Re MET- nice try but the courts seem to be consistent in holding this information back.
Cheers. The Leggie
Hi Leggie, you can't go to far wrong with that Ur Energy's had some pretty good gains in recent weeks so I'm not so sure it shall continue in the short term, albeit most "brokers" are just switching on to the idea of Uranium being 'higher' up the demand curve than they envisaged. Remember though Japan don't give an indicative time-frame but likewise they 'cannot afford to be delaying the process too long."
ReplyDeleteKazakhmys (KAZ) is motoring again as positions get closed out. I am very surprised parties held their short positions open on results day, even the most dire assets are being given a glimmer of hope. Their costs came in bang on the money for me, and despite the prices being lower, they managed to 'chuck enough at the market' to improve their situation but they’re still losing 3cents a pound by my estimates. Debt, even allowing for disposals is slightly ahead and although the commentary is "they are considering" partnering options, they have no choice; in fact nothing will progress without “partners” in my opinion.
Anyone for a cash call? Even allowing for the Ekibastuz GRES-1 disposal there’s still a requirement to fund raising before partner or “their terms” could be significantly impacted.
Atb Fraser
Fraser- yes- thx re Japan- Im also aware that they have some uranium stocks in Japan which will help them avoid spot purchases and given them an orderly re-entry into the mkt.

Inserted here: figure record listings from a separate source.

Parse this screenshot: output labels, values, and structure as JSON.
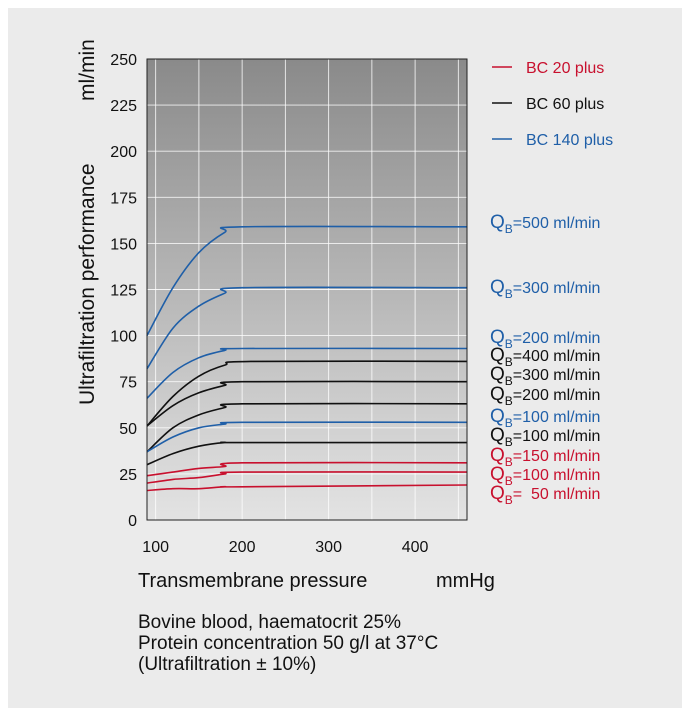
{
  "chart_data": {
    "type": "line",
    "ylabel": "Ultrafiltration performance",
    "ylabel_unit": "ml/min",
    "xlabel": "Transmembrane pressure",
    "xlabel_unit": "mmHg",
    "xlim": [
      90,
      460
    ],
    "ylim": [
      0,
      250
    ],
    "x_ticks": [
      100,
      200,
      300,
      400
    ],
    "y_ticks": [
      0,
      25,
      50,
      75,
      100,
      125,
      150,
      175,
      200,
      225,
      250
    ],
    "grid": true,
    "legend": {
      "position": "top-right",
      "entries": [
        {
          "label": "BC 20 plus",
          "color": "#c8102e"
        },
        {
          "label": "BC 60 plus",
          "color": "#111111"
        },
        {
          "label": "BC 140 plus",
          "color": "#1f5fa8"
        }
      ]
    },
    "series": [
      {
        "model": "BC 140 plus",
        "color": "#1f5fa8",
        "label_prefix": "Q",
        "label_sub": "B",
        "label_value": "=500 ml/min",
        "x": [
          90,
          120,
          150,
          180,
          200,
          460
        ],
        "y": [
          100,
          126,
          145,
          156,
          159,
          159
        ]
      },
      {
        "model": "BC 140 plus",
        "color": "#1f5fa8",
        "label_prefix": "Q",
        "label_sub": "B",
        "label_value": "=300 ml/min",
        "x": [
          90,
          120,
          150,
          180,
          200,
          460
        ],
        "y": [
          82,
          104,
          116,
          123,
          126,
          126
        ]
      },
      {
        "model": "BC 140 plus",
        "color": "#1f5fa8",
        "label_prefix": "Q",
        "label_sub": "B",
        "label_value": "=200 ml/min",
        "x": [
          90,
          120,
          150,
          180,
          200,
          460
        ],
        "y": [
          66,
          80,
          88,
          92,
          93,
          93
        ]
      },
      {
        "model": "BC 60 plus",
        "color": "#111111",
        "label_prefix": "Q",
        "label_sub": "B",
        "label_value": "=400 ml/min",
        "x": [
          90,
          120,
          150,
          180,
          210,
          460
        ],
        "y": [
          51,
          67,
          78,
          84,
          86,
          86
        ]
      },
      {
        "model": "BC 60 plus",
        "color": "#111111",
        "label_prefix": "Q",
        "label_sub": "B",
        "label_value": "=300 ml/min",
        "x": [
          90,
          120,
          150,
          180,
          200,
          460
        ],
        "y": [
          51,
          62,
          69,
          73,
          75,
          75
        ]
      },
      {
        "model": "BC 60 plus",
        "color": "#111111",
        "label_prefix": "Q",
        "label_sub": "B",
        "label_value": "=200 ml/min",
        "x": [
          90,
          120,
          150,
          180,
          200,
          460
        ],
        "y": [
          37,
          50,
          57,
          61,
          63,
          63
        ]
      },
      {
        "model": "BC 140 plus",
        "color": "#1f5fa8",
        "label_prefix": "Q",
        "label_sub": "B",
        "label_value": "=100 ml/min",
        "x": [
          90,
          120,
          150,
          180,
          200,
          460
        ],
        "y": [
          37,
          45,
          50,
          52,
          53,
          53
        ]
      },
      {
        "model": "BC 60 plus",
        "color": "#111111",
        "label_prefix": "Q",
        "label_sub": "B",
        "label_value": "=100 ml/min",
        "x": [
          90,
          120,
          150,
          180,
          200,
          460
        ],
        "y": [
          30,
          36,
          40,
          42,
          42,
          42
        ]
      },
      {
        "model": "BC 20 plus",
        "color": "#c8102e",
        "label_prefix": "Q",
        "label_sub": "B",
        "label_value": "=150 ml/min",
        "x": [
          90,
          120,
          150,
          180,
          200,
          460
        ],
        "y": [
          24,
          26,
          28,
          29,
          31,
          31
        ]
      },
      {
        "model": "BC 20 plus",
        "color": "#c8102e",
        "label_prefix": "Q",
        "label_sub": "B",
        "label_value": "=100 ml/min",
        "x": [
          90,
          120,
          150,
          180,
          200,
          460
        ],
        "y": [
          20,
          22,
          23,
          25,
          26,
          26
        ]
      },
      {
        "model": "BC 20 plus",
        "color": "#c8102e",
        "label_prefix": "Q",
        "label_sub": "B",
        "label_value": "=  50 ml/min",
        "x": [
          90,
          120,
          150,
          180,
          200,
          460
        ],
        "y": [
          16,
          17,
          17,
          18,
          18,
          19
        ]
      }
    ]
  },
  "notes": [
    "Bovine blood, haematocrit 25%",
    "Protein concentration 50  g/l at 37°C",
    "(Ultrafiltration ± 10%)"
  ]
}
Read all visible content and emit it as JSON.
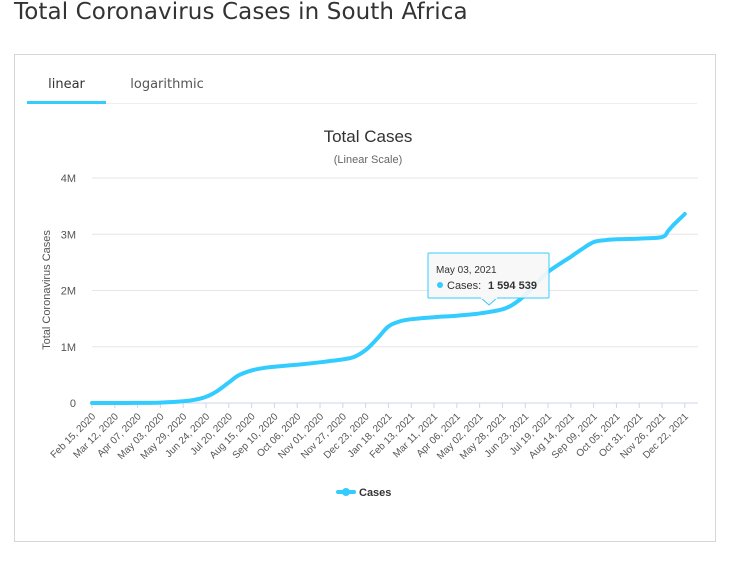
{
  "page": {
    "title": "Total Coronavirus Cases in South Africa"
  },
  "tabs": [
    {
      "label": "linear",
      "active": true
    },
    {
      "label": "logarithmic",
      "active": false
    }
  ],
  "tooltip": {
    "date": "May 03, 2021",
    "label": "Cases:",
    "value": "1 594 539"
  },
  "colors": {
    "series": "#33ccff",
    "tab_underline": "#33ccff",
    "grid": "#e6e6e6"
  },
  "chart_data": {
    "type": "line",
    "title": "Total Cases",
    "subtitle": "(Linear Scale)",
    "ylabel": "Total Coronavirus Cases",
    "xlabel": "",
    "ylim": [
      0,
      4000000
    ],
    "y_ticks": [
      {
        "value": 0,
        "label": "0"
      },
      {
        "value": 1000000,
        "label": "1M"
      },
      {
        "value": 2000000,
        "label": "2M"
      },
      {
        "value": 3000000,
        "label": "3M"
      },
      {
        "value": 4000000,
        "label": "4M"
      }
    ],
    "x_range": [
      "2020-02-15",
      "2022-01-06"
    ],
    "x_ticks": [
      "Feb 15, 2020",
      "Mar 12, 2020",
      "Apr 07, 2020",
      "May 03, 2020",
      "May 29, 2020",
      "Jun 24, 2020",
      "Jul 20, 2020",
      "Aug 15, 2020",
      "Sep 10, 2020",
      "Oct 06, 2020",
      "Nov 01, 2020",
      "Nov 27, 2020",
      "Dec 23, 2020",
      "Jan 18, 2021",
      "Feb 13, 2021",
      "Mar 11, 2021",
      "Apr 06, 2021",
      "May 02, 2021",
      "May 28, 2021",
      "Jun 23, 2021",
      "Jul 19, 2021",
      "Aug 14, 2021",
      "Sep 09, 2021",
      "Oct 05, 2021",
      "Oct 31, 2021",
      "Nov 26, 2021",
      "Dec 22, 2021"
    ],
    "legend": {
      "position": "bottom-center",
      "entries": [
        "Cases"
      ]
    },
    "grid": true,
    "series": [
      {
        "name": "Cases",
        "points": [
          [
            "2020-02-15",
            0
          ],
          [
            "2020-03-12",
            0
          ],
          [
            "2020-04-07",
            2000
          ],
          [
            "2020-05-03",
            7000
          ],
          [
            "2020-05-29",
            30000
          ],
          [
            "2020-06-12",
            61000
          ],
          [
            "2020-06-24",
            110000
          ],
          [
            "2020-07-07",
            215000
          ],
          [
            "2020-07-20",
            365000
          ],
          [
            "2020-07-31",
            490000
          ],
          [
            "2020-08-15",
            580000
          ],
          [
            "2020-08-31",
            627000
          ],
          [
            "2020-09-10",
            646000
          ],
          [
            "2020-10-06",
            681000
          ],
          [
            "2020-11-01",
            724000
          ],
          [
            "2020-11-27",
            775000
          ],
          [
            "2020-12-10",
            820000
          ],
          [
            "2020-12-23",
            940000
          ],
          [
            "2021-01-05",
            1140000
          ],
          [
            "2021-01-18",
            1360000
          ],
          [
            "2021-01-31",
            1450000
          ],
          [
            "2021-02-13",
            1490000
          ],
          [
            "2021-03-11",
            1525000
          ],
          [
            "2021-04-06",
            1552000
          ],
          [
            "2021-05-03",
            1594539
          ],
          [
            "2021-05-28",
            1665000
          ],
          [
            "2021-06-10",
            1760000
          ],
          [
            "2021-06-23",
            1920000
          ],
          [
            "2021-07-07",
            2150000
          ],
          [
            "2021-07-19",
            2330000
          ],
          [
            "2021-08-01",
            2470000
          ],
          [
            "2021-08-14",
            2600000
          ],
          [
            "2021-08-27",
            2740000
          ],
          [
            "2021-09-09",
            2860000
          ],
          [
            "2021-09-22",
            2895000
          ],
          [
            "2021-10-05",
            2910000
          ],
          [
            "2021-10-31",
            2922000
          ],
          [
            "2021-11-26",
            2950000
          ],
          [
            "2021-12-03",
            3060000
          ],
          [
            "2021-12-10",
            3180000
          ],
          [
            "2021-12-22",
            3360000
          ]
        ]
      }
    ]
  }
}
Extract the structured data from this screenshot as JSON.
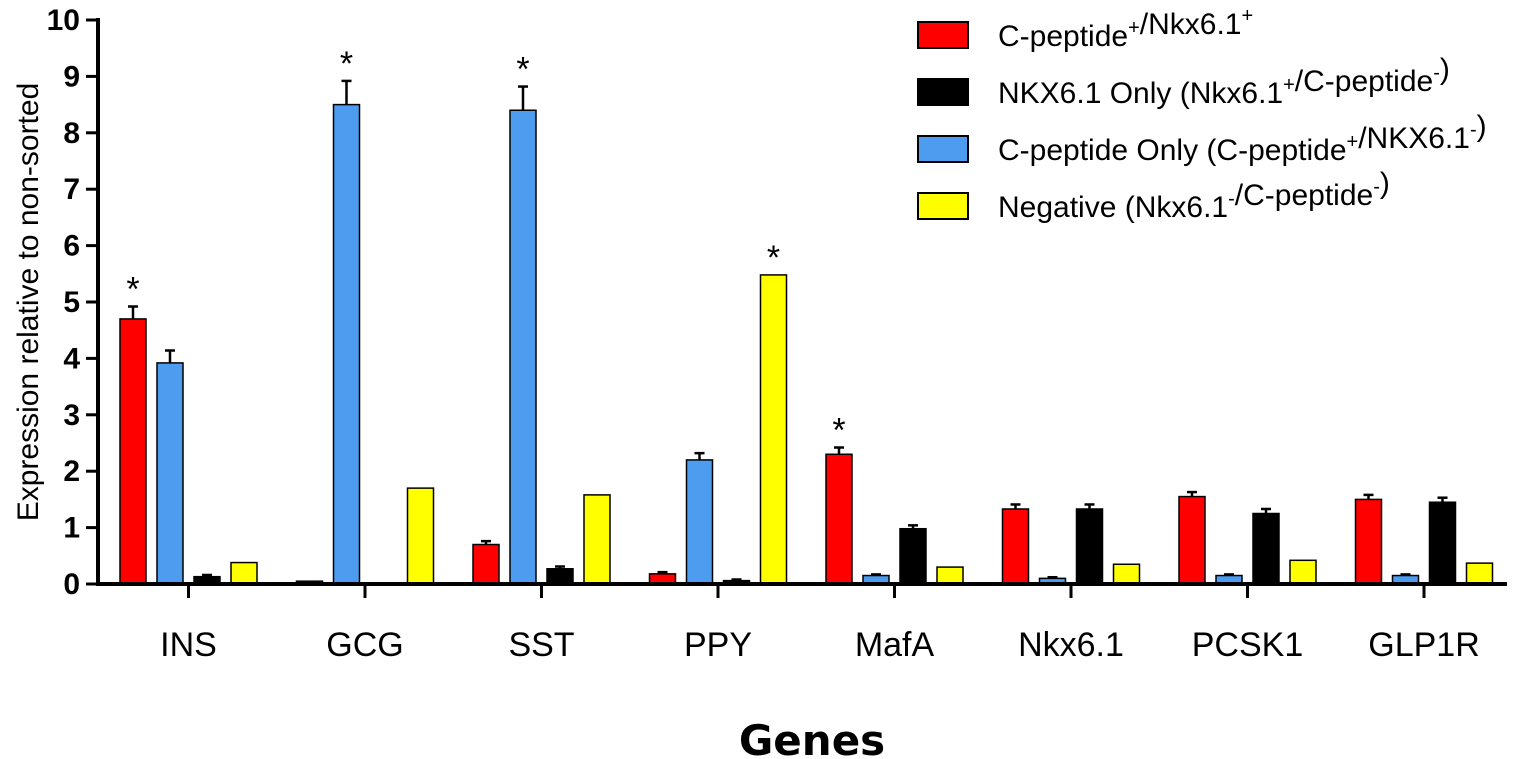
{
  "chart_data": {
    "type": "bar",
    "xlabel": "Genes",
    "ylabel": "Expression relative to non-sorted",
    "ylim": [
      0,
      10
    ],
    "yticks": [
      0,
      1,
      2,
      3,
      4,
      5,
      6,
      7,
      8,
      9,
      10
    ],
    "legend_position": "top-right",
    "significance_marker": "*",
    "categories": [
      "INS",
      "GCG",
      "SST",
      "PPY",
      "MafA",
      "Nkx6.1",
      "PCSK1",
      "GLP1R"
    ],
    "series": [
      {
        "name": "C-peptide⁺/Nkx6.1⁺",
        "color": "#ff0000",
        "values": [
          4.7,
          0.05,
          0.7,
          0.18,
          2.3,
          1.33,
          1.55,
          1.5
        ],
        "errors": [
          0.22,
          0.0,
          0.06,
          0.03,
          0.12,
          0.08,
          0.08,
          0.08
        ],
        "significant": [
          true,
          false,
          false,
          false,
          true,
          false,
          false,
          false
        ]
      },
      {
        "name": "C-peptide Only (C-peptide⁺/NKX6.1⁻)",
        "color": "#4d9cf0",
        "values": [
          3.92,
          8.5,
          8.4,
          2.2,
          0.15,
          0.1,
          0.15,
          0.15
        ],
        "errors": [
          0.22,
          0.42,
          0.42,
          0.12,
          0.02,
          0.02,
          0.02,
          0.02
        ],
        "significant": [
          false,
          true,
          true,
          false,
          false,
          false,
          false,
          false
        ]
      },
      {
        "name": "NKX6.1 Only (Nkx6.1⁺/C-peptide⁻)",
        "color": "#000000",
        "values": [
          0.13,
          0.0,
          0.27,
          0.06,
          0.98,
          1.33,
          1.25,
          1.45
        ],
        "errors": [
          0.03,
          0.0,
          0.04,
          0.02,
          0.06,
          0.08,
          0.08,
          0.08
        ],
        "significant": [
          false,
          false,
          false,
          false,
          false,
          false,
          false,
          false
        ]
      },
      {
        "name": "Negative (Nkx6.1⁻/C-peptide⁻)",
        "color": "#ffff00",
        "values": [
          0.38,
          1.7,
          1.58,
          5.48,
          0.3,
          0.35,
          0.42,
          0.37
        ],
        "errors": [
          0.0,
          0.0,
          0.0,
          0.0,
          0.0,
          0.0,
          0.0,
          0.0
        ],
        "significant": [
          false,
          false,
          false,
          true,
          false,
          false,
          false,
          false
        ]
      }
    ],
    "legend": [
      {
        "label_parts": [
          [
            "C-peptide",
            ""
          ],
          [
            "+",
            "sup"
          ],
          [
            "/Nkx6.1",
            ""
          ],
          [
            "+",
            "sup"
          ]
        ],
        "color": "#ff0000"
      },
      {
        "label_parts": [
          [
            "NKX6.1 Only (Nkx6.1",
            ""
          ],
          [
            "+",
            "sup"
          ],
          [
            "/C-peptide",
            ""
          ],
          [
            "-",
            "sup"
          ],
          [
            ")",
            ""
          ]
        ],
        "color": "#000000"
      },
      {
        "label_parts": [
          [
            "C-peptide Only (C-peptide",
            ""
          ],
          [
            "+",
            "sup"
          ],
          [
            "/NKX6.1",
            ""
          ],
          [
            "-",
            "sup"
          ],
          [
            ")",
            ""
          ]
        ],
        "color": "#4d9cf0"
      },
      {
        "label_parts": [
          [
            "Negative (Nkx6.1",
            ""
          ],
          [
            "-",
            "sup"
          ],
          [
            "/C-peptide",
            ""
          ],
          [
            "-",
            "sup"
          ],
          [
            ")",
            ""
          ]
        ],
        "color": "#ffff00"
      }
    ]
  }
}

ReplyDeleteRe KAZ- coming off the spike now, and the major positive for me is that they are considering spinning off the "bad" part of the business (Zhegkazgan assets)- it is around half their prod (140kt or so) but I have 100kt of this as being loss making and the regional gov have hinted at financial support, as there are 22k workers /25% of the regions workforce employed here. Good luck to Vladimir Kim if he takes that on himself. Cash is an issue, esp given the new project they have bought and the cost overruns elsewhere. I can see the price drifting down before the close, as the extensive update gets digested.